His response shows he isn't a safe person. The he should have said that he is sorry that his actions caused you to feel that way and although you won't be seeing him again he will take the feedback onboard and improve and reflect.

(I have had a date say exactly this to me and it showed he understood he messed up. Your date is the type to say "she asked for it your honour").

And there are many, many ways to ask for consent in a super sexy way. It doesn't make the interaction stilted or awkward if someone has an ounce of emotional intelligence and chemistry with you.
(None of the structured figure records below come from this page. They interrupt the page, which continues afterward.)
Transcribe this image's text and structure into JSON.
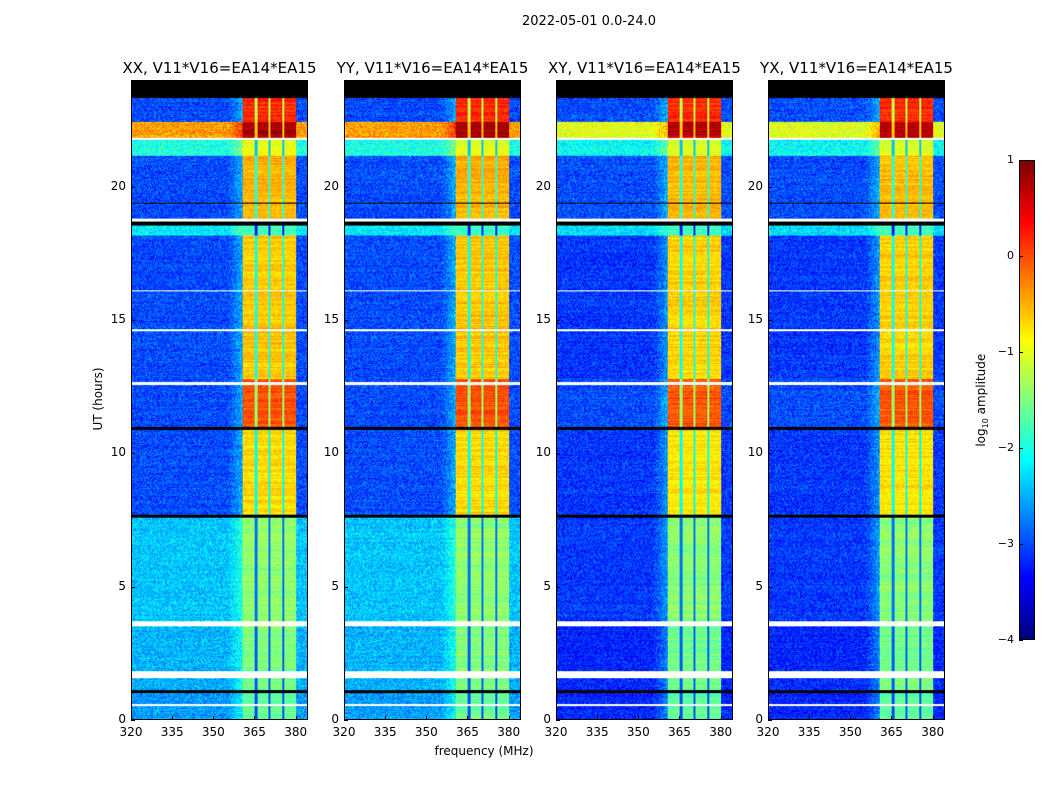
{
  "figure_title": "2022-05-01 0.0-24.0",
  "chart_data": {
    "type": "heatmap",
    "xlabel": "frequency (MHz)",
    "ylabel": "UT (hours)",
    "xlim": [
      320,
      384.5
    ],
    "ylim": [
      0,
      24
    ],
    "xticks": [
      320,
      335,
      350,
      365,
      380
    ],
    "yticks": [
      0,
      5,
      10,
      15,
      20
    ],
    "colorbar": {
      "label_prefix": "log",
      "label_sub": "10",
      "label_suffix": " amplitude",
      "range": [
        -4,
        1
      ],
      "ticks": [
        1,
        0,
        -1,
        -2,
        -3,
        -4
      ],
      "colormap": "jet"
    },
    "rfi_band_mhz": [
      360.7,
      380.4
    ],
    "band_dividers_mhz": [
      365.5,
      370.5,
      375.6
    ],
    "panels": [
      {
        "title": "XX, V11*V16=EA14*EA15",
        "pol": "parallel"
      },
      {
        "title": "YY, V11*V16=EA14*EA15",
        "pol": "parallel"
      },
      {
        "title": "XY, V11*V16=EA14*EA15",
        "pol": "cross"
      },
      {
        "title": "YX, V11*V16=EA14*EA15",
        "pol": "cross"
      }
    ],
    "segments": [
      {
        "t": [
          0.0,
          1.0
        ],
        "bg_parallel": -2.6,
        "bg_cross": -3.2,
        "band": -1.6
      },
      {
        "t": [
          1.0,
          3.5
        ],
        "bg_parallel": -2.5,
        "bg_cross": -3.2,
        "band": -1.5
      },
      {
        "t": [
          3.7,
          7.6
        ],
        "bg_parallel": -2.4,
        "bg_cross": -3.1,
        "band": -1.4
      },
      {
        "t": [
          7.7,
          10.9
        ],
        "bg_parallel": -3.0,
        "bg_cross": -3.1,
        "band": -0.7
      },
      {
        "t": [
          10.9,
          12.8
        ],
        "bg_parallel": -3.0,
        "bg_cross": -3.0,
        "band": 0.0
      },
      {
        "t": [
          12.8,
          18.2
        ],
        "bg_parallel": -3.0,
        "bg_cross": -3.1,
        "band": -0.6
      },
      {
        "t": [
          18.2,
          18.6
        ],
        "bg_parallel": -2.2,
        "bg_cross": -2.3,
        "band": -1.8
      },
      {
        "t": [
          18.8,
          21.2
        ],
        "bg_parallel": -3.0,
        "bg_cross": -3.0,
        "band": -0.5
      },
      {
        "t": [
          21.2,
          21.8
        ],
        "bg_parallel": -2.0,
        "bg_cross": -2.1,
        "band": -1.0
      },
      {
        "t": [
          21.9,
          22.5
        ],
        "bg_parallel": -0.4,
        "bg_cross": -1.0,
        "band": 0.8
      },
      {
        "t": [
          22.5,
          23.4
        ],
        "bg_parallel": -3.0,
        "bg_cross": -3.0,
        "band": 0.2
      }
    ],
    "flagged_white": [
      [
        0.5,
        0.6
      ],
      [
        1.55,
        1.8
      ],
      [
        3.5,
        3.7
      ],
      [
        12.6,
        12.7
      ],
      [
        14.6,
        14.7
      ],
      [
        16.1,
        16.15
      ],
      [
        18.75,
        18.85
      ],
      [
        21.8,
        21.9
      ]
    ],
    "flagged_black": [
      [
        1.0,
        1.1
      ],
      [
        7.6,
        7.7
      ],
      [
        10.9,
        11.0
      ],
      [
        18.6,
        18.75
      ],
      [
        19.4,
        19.45
      ],
      [
        23.4,
        24.0
      ]
    ]
  }
}
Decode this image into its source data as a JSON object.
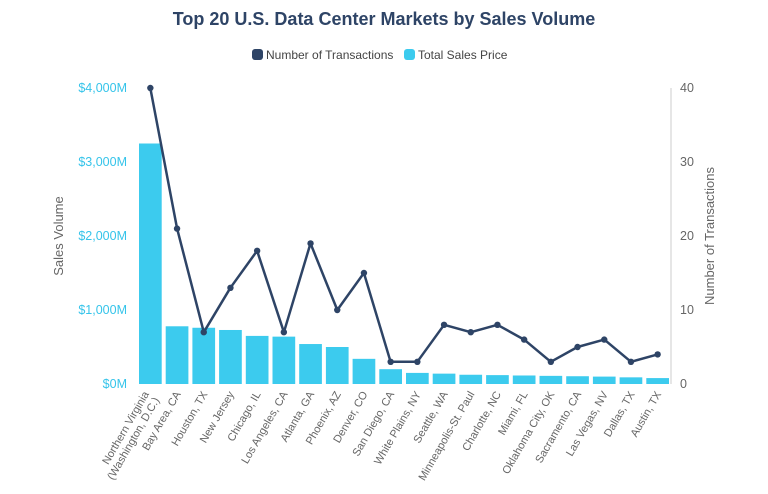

4kids3pets · 07/04/2025 01:31

No way was it correct behaviour to grope but on the other hand I would evaluate my behaviour as to why it looked like I was continuing to lead him on and why it was ok to car share a stranger basically

JoyousPinkPeer · 07/04/2025 02:14

Moving forward ... make your own transport arrangements and pay yoyr way so you are not in a position to have to 'thank them for the meal'.

Clarinet1 · 07/04/2025 03:44

JoyousPinkPeer · 07/04/2025 02:14

Moving forward ... make your own transport arrangements and pay yoyr way so you are not in a position to have to 'thank them for the meal'.

I always thought these were generally standard procedure for clued-up women dating men they barely knew.

Cursory · 07/04/2025 06:46

Agapornis · 06/04/2025 22:55

You said no multiple times and he ignored and dismisses it.You did nothing wrong, maybe bite harder on the next fucker that tries this shit.

A palm heel strike to the nose is very effective.

So you think a physical assault in a situation which would have put the OP in immediate danger is a good response?

cardboardvillage · 07/04/2025 06:51

I think best to get taxi home from dates

you don’t want to be stuck in a car with a weirdo

he sounds vile

cardboardvillage · 07/04/2025 06:52

JoyousPinkPeer · 07/04/2025 02:14

Moving forward ... make your own transport arrangements and pay yoyr way so you are not in a position to have to 'thank them for the meal'.

Agree

Tenthirtypm · 07/04/2025 06:54

PeachBlossom1234 · 07/04/2025 00:44

Please don’t get in a car with a stranger, make your own way to and from a date x

Sadly he wasn't a stranger, have known him about 10 years

OP posts:
Tenthirtypm · 07/04/2025 06:56

Clarinet1 · 07/04/2025 03:44

I always thought these were generally standard procedure for clued-up women dating men they barely knew.

Again, just to reiterate, he is not a stranger. I have known him for over 10 years. I wanted to drive and he insisted on picking me up.